By Ken Dunham, Executive Director, West Coast Lumber & Building Material Association
With California’s controversial “lumber assessment” now being assessed on most lumber products sold in the state under so-called “emergency” regulations from the state’s tax collection agency, the State Board of Equalization (BOE), the next process for the state agency is to develop permanent rules including a permanent retailer set-up reimbursement.
The reimbursement language was contained in the legislation but the “emergency” rules passed by the BOE in October 2102 provided a token $250 per retail location. The BOE voted 3-2 on political party lines to approve the $250, with the two Republicans on the board voting against the low reimbursement.
The West Coast Lumber & Building Materials Association (WCLBMA) testified at the hearing that their research and survey data showed lumber retailers had an average set-up cost of more than $4,500 per location. The association also requested an ongoing $1,500 per year to cover the costs of new products being added or deleted from the list of lumber items.
The BOE is expected to vote on a permanent reimbursement amount in May 2013. WCLBMA has re-submitted updated data and survey results showing the average cost is closer to $5,400 per retail location.

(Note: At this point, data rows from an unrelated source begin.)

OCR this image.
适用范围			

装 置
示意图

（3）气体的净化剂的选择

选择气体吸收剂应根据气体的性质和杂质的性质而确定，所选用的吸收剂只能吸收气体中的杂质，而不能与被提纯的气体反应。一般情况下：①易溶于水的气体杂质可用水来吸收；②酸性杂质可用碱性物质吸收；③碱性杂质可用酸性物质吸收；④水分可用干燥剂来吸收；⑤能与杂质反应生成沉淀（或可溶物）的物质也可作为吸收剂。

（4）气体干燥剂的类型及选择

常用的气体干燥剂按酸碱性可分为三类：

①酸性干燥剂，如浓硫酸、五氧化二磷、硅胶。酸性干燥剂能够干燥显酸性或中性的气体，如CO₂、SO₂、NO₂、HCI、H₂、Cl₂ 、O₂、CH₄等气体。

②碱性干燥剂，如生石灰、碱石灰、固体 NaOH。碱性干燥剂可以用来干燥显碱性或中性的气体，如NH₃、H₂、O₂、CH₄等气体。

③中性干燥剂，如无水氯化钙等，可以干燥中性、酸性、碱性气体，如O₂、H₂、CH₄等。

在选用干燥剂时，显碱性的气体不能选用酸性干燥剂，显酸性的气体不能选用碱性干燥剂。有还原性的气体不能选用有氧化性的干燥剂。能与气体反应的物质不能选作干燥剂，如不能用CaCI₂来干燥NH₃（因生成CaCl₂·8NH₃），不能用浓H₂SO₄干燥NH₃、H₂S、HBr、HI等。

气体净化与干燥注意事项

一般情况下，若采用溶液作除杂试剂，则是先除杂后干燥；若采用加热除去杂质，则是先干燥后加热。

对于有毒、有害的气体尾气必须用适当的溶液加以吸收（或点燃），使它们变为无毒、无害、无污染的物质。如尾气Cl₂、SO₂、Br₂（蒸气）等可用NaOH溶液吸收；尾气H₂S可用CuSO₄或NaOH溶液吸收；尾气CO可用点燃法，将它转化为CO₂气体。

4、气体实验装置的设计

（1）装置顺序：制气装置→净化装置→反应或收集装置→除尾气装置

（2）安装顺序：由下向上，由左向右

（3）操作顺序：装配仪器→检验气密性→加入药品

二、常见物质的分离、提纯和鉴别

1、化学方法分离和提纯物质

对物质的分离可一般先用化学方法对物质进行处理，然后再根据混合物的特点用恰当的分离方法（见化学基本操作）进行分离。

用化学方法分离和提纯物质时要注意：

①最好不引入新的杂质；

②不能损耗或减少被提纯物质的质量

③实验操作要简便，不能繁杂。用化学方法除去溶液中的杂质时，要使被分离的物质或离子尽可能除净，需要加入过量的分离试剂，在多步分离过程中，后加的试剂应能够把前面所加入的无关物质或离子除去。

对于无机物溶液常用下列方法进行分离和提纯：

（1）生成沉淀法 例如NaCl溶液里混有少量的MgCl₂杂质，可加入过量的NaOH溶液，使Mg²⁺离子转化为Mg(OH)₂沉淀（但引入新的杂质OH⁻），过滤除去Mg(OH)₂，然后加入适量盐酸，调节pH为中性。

The legislation providing for the one per cent assessment on a wide range of lumber products was pushed by Democratic Governor Jerry Brown and agreed to by California timber producers who claimed they were at a competitive disadvantage to out-of-state timber producers who have lower costs and fees paid to state agencies for timber management oversight and regulation in producing “timber harvest plans.”
The controversial legislation also contained language that claimed to limit legal damages to timber companies and others for “wildfire liability,” a contention disagreed with by many, including the U.S. Attorney’s office in Sacramento
The challenge for California lumber retailers is that this “assessment is significantly more complicated than increasing a sales tax in that it is imposed on only certain lumber and building products and not on others. This means lumber retailers have to reconfigure their computer systems to add the assessment to only the covered wood products.
An additional challenge is that the new law requires that this one per cent assessment be shown separately on the invoice, not shown with state or local sales taxes.
The manner in which the legislation was passed has been criticized by many involved in the process. Ken Dunham, Executive Director of the West Coast Lumber & Building Material Association, which represent independent lumber retailers, said, “This was passed in the last hour of the 2012 legislature, using a so-called ‘emergency’ rule that meant the bill could be rushed through with no public hearings and no chance of discussion.“
He also noted,” Closed door meetings and vote deals to get exactly the number needed to meet the two-thirds vote requirement were part of the final deal.”
Jon Coupal, president of the California-based Howard Jarvis Taxpayers Association, called the legislation “one of the sleaziest legislative deals I’ve ever seen, and I’ve seen a lot”.
Dunham noted, “While we certainly agree that the timber industry is over-regulated and there are valid issues that need resolution, simply giving the state more money from the general public and making the lumber retailers collect it is not the answer.”
“This is a bad deal the timber producers made with the governor to pass on regulation costs to the general public,” he added.
Dunham noted that every Democratic member of the state assembly and senate voted for the bill, under pressure from Democratic Governor Jerry Brown. They were joined by three Republicans, all of whom were out of their current positions at the end of the legislative session because of term limits, and were joined by a Republican-turned-Independent assembly member who had already lost an earlier 2012 primary election for San Diego mayor.
The concept of an additional assessment on timber producers to cover the cost of regulation by the State of California has been discussed by state government for several years. Private land owners in California are subject to some of the most difficult, expensive and over-reaching environmental rules in the nation. Nearby states have far less restrictive land use laws putting the California producers at a competitive disadvantage.
In the past, the costs of the state regulation have been part of state agency budgets and fees imposed on the timber producers.